Cuando la fe ha iluminado la razón, el “logos” se ha hecho “palabra”, no palabra gramática, sino palabra recibida, la cual se convierte en el corazón del hombre en respuesta y confesión del amor de Dios. Al ser palabra recibida, la fe se hace vivencia y llena así de alegría y esperanza al hombre, le brinda una ruta en la vida y un motivo para compartir. Por eso la fe es un don fungible, que puede transmitirse, una luz que brilla para ser compartida y encender la llama de la verdad en otros corazones y formar unidad en Cristo, pues, como dice San Agustín, “el alma de todos nosotros se hace una por la fe que profesamos, y todos nosotros cuantos creemos en Cristo, por la unidad del cuerpo que formamos, somos también un hombre.”[17]

Así entonces, como el auténtico hombre cristiano no es un ser aislado, sino que es una persona que, decíamos, se realiza en la comunidad, halla su trascendencia también en el encuentro del otro. Por eso la auténtica fe es también convivencia, porque en la comunidad es donde se vive mejor a Dios; es por ello que los primeros cristianos siempre practicaron y defendieron su fe en comunidad y no de manera aislada.

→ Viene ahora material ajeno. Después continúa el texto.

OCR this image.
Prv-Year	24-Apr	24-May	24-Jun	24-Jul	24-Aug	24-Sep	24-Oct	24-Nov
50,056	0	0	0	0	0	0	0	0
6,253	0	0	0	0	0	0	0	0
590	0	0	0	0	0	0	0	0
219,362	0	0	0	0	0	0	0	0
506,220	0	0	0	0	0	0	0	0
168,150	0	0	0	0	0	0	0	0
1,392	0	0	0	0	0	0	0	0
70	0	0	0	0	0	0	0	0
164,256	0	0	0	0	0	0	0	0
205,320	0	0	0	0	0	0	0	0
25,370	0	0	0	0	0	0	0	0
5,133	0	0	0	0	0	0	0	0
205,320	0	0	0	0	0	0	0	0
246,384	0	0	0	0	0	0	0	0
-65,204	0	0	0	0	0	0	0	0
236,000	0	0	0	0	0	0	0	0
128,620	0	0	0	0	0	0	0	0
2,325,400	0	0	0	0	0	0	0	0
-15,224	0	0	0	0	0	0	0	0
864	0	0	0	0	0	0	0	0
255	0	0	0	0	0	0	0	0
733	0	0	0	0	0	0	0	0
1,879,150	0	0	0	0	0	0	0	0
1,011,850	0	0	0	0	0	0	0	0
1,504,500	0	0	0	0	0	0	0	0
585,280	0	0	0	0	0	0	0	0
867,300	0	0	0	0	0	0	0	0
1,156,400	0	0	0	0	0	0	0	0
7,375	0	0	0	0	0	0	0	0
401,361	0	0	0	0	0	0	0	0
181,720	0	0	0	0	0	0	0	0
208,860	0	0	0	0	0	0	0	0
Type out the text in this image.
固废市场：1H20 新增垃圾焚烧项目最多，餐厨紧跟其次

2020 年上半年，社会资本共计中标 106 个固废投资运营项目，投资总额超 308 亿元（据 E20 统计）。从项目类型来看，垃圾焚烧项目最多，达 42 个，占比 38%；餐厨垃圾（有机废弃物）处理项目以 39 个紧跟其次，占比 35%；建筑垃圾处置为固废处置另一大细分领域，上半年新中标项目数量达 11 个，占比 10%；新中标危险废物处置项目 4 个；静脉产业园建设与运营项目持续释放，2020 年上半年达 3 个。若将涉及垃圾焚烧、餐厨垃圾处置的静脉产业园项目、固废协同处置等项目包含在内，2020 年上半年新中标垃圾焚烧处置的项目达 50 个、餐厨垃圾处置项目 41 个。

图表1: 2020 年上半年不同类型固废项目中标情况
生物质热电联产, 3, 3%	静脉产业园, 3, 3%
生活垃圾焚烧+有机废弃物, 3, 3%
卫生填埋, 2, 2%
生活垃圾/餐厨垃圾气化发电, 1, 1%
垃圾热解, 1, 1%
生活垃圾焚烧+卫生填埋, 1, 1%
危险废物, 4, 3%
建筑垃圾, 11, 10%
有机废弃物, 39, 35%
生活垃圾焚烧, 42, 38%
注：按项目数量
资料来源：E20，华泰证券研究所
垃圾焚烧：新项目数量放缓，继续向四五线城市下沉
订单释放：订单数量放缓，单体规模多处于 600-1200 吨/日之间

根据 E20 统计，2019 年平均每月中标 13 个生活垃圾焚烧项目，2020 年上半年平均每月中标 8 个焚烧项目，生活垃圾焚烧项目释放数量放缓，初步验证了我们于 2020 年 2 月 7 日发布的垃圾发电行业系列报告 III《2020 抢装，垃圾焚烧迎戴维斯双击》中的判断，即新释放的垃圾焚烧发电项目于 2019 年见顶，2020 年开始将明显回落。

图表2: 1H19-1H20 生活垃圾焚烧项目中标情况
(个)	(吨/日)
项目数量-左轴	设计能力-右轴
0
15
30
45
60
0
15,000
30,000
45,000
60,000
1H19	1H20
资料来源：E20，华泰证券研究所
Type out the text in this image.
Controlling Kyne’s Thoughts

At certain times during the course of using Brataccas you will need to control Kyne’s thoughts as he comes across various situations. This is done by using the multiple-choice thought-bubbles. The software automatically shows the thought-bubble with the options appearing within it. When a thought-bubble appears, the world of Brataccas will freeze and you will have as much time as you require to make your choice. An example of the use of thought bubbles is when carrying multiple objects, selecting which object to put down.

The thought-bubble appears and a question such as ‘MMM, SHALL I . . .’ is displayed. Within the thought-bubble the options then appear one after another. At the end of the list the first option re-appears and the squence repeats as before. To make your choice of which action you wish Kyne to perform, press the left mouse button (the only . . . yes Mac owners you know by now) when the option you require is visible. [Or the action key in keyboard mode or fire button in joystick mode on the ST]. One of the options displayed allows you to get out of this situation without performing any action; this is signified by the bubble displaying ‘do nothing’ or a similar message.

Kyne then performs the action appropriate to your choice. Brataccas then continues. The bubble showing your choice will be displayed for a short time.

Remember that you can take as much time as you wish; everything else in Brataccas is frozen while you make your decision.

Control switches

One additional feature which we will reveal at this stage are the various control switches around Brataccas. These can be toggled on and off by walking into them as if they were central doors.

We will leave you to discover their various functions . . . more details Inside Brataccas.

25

De esta forma, resulta imposible creer, realizar la fe cada uno por su cuenta, porque la fe no es únicamente una opción individual que se hace en la intimidad del creyente; no es una relación exclusiva del “yo” creyente con el “” divino, entre un sujeto autónomo y Dios; por su misma naturaleza, la fe se abre al “nosotros” y se da siempre dentro de la comunidad de la Iglesia.[18]

De esta forma, nos recuerda el Papa Francisco, que la fe se expresa en la colectividad de la Iglesia mediante el Credo, esa oración que siempre se reza comunitariamente y que, siendo una profesión personal del individuo, se reafirma en la apertura de la congregación de fieles, porque la fe en comunidad del “nosotros” reafirma la Palabra de Dios y el triunfo de Cristo como Salvador: “Anunciamos tu muerte, proclamamos tu resurrección. ¡Ven Señor Jesús!”[19]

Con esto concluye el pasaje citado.